Researchers have developed an experimental nasal spray vaccine in mice that offers broad protection against a range of respiratory viruses, bacteria, and even allergens. The findings, published in Science on February 19th, suggest a potential future where a single dose could replace multiple annual shots for seasonal respiratory illnesses and provide rapid defense against emerging pandemics. This is significant because current vaccines often struggle to keep pace with rapidly evolving pathogens, requiring frequent updates and boosters.
The Limits of Traditional Vaccination
For over two centuries, vaccines have relied on antigen specificity – presenting the immune system with a recognizable piece of a pathogen to trigger a targeted response. However, this approach struggles with fast-mutating viruses. Updating vaccines annually for the flu and continuously adjusting COVID-19 boosters demonstrates the limitations of this paradigm. As Stanford Medicine’s Bali Pulendran notes, “Viruses can change the antigens on their surface… Like the proverbial leopard that changes its spots.”
Most attempts to create broader vaccines have focused on viral families, but a truly universal vaccine seemed unrealistic until now.
Harnessing Integrated Immunity: A New Approach
The new vaccine bypasses traditional antigen specificity by mimicking the immune system’s natural communication signals during infection. Instead of using viral components, it activates both innate and adaptive immunity in a coordinated and long-lasting response. Existing vaccines primarily stimulate the adaptive system (antibodies and memory T cells), while this new approach leverages the versatility of the innate system (dendritic cells, neutrophils, macrophages) – which typically fades quickly but can be prolonged with the right signals.
Past research on the Bacillus Calmette-Guerin (BCG) tuberculosis vaccine showed unexplained cross-protection against other infections. Pulendran’s team discovered that T cells in the lungs sustained innate immune activity for months by sending signals through cytokines to pathogen-sensing receptors called toll-like receptors.
How the Nasal Spray Works
The experimental vaccine, GLA-3M-052-LS+OVA, delivers T cell signals to activate innate immunity in the lungs. It also includes a harmless egg protein (ovalbumin) to draw T cells into the lungs, maintaining the boosted innate response for weeks. Mice receiving three nasal spray doses remained protected from SARS-CoV-2 and other coronaviruses for at least three months.
Unvaccinated mice experienced severe illness and death, while vaccinated mice showed minimal weight loss, survived, and had clear lungs. The vaccine reduced viral levels by 700-fold and triggered adaptive responses in just three days – far faster than the typical two weeks in unvaccinated animals.
Protection Beyond Viruses
The vaccine also protected mice against bacterial respiratory infections (Staphylococcus aureus, Acinetobacter baumannii) and allergic asthma triggered by house dust mites. By suppressing allergic Th2 immune responses, vaccinated mice maintained clear airways. Pulendran believes this represents a “universal vaccine against diverse respiratory threats.”

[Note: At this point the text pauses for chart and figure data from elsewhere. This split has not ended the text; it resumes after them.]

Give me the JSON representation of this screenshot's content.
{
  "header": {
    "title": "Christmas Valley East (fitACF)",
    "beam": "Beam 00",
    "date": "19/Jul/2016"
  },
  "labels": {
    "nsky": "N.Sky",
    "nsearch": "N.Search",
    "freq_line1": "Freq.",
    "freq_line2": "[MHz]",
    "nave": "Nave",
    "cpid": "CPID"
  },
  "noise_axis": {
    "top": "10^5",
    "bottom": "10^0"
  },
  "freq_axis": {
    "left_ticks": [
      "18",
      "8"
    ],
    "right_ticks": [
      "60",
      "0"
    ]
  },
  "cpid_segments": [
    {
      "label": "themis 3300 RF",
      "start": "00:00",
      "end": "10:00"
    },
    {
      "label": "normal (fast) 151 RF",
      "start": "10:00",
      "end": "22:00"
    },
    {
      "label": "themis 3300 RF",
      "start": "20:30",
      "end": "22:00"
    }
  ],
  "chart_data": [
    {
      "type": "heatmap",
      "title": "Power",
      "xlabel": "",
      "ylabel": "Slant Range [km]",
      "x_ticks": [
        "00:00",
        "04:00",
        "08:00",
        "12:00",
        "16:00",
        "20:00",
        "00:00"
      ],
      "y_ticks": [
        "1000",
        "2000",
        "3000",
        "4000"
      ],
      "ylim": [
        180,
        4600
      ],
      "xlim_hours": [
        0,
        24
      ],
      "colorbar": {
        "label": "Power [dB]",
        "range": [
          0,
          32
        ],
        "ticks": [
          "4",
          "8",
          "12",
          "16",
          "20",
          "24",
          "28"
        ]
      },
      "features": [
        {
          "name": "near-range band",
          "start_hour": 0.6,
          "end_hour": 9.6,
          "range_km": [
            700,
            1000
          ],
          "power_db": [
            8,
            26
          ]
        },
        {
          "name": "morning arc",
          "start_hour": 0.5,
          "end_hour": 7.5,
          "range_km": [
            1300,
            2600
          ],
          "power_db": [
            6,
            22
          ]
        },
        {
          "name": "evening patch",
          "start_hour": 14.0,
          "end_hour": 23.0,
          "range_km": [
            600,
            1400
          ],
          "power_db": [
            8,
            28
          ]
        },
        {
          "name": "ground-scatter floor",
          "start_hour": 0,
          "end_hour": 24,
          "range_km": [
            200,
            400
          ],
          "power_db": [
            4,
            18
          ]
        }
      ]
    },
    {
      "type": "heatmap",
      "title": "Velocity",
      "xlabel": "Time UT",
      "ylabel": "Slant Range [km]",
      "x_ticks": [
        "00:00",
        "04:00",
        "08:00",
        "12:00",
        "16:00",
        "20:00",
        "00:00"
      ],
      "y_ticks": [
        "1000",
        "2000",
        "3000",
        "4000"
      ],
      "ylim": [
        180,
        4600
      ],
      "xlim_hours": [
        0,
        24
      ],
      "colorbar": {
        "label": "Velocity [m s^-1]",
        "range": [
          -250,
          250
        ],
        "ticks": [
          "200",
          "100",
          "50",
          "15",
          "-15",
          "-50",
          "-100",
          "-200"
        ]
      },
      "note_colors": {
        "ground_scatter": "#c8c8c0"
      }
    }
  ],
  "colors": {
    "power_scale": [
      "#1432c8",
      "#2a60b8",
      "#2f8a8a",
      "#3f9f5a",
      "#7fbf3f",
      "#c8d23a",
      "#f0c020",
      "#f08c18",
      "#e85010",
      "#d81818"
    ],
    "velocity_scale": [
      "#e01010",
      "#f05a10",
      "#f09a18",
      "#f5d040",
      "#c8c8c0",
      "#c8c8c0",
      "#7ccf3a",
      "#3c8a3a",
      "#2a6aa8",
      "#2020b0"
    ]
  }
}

Next Steps and Potential Timeline
Human safety trials are planned, with larger studies to follow. If successful, Pulendran estimates a universal respiratory vaccine could be available within five to seven years. Such a vaccine could simplify seasonal vaccination and strengthen defenses against future pandemics.
“Imagine getting a nasal spray in the fall that protects you from all respiratory viruses, bacterial pneumonia, and early spring allergens… That would transform medical practice.”
The research was funded by the National Institutes of Health, the Violetta L. Horton Professor endowment, the Soffer Fund endowment, and Open Philanthropy. This represents a major shift in vaccine development, offering the potential for more durable and broad-spectrum protection against a wide range of respiratory illnesses.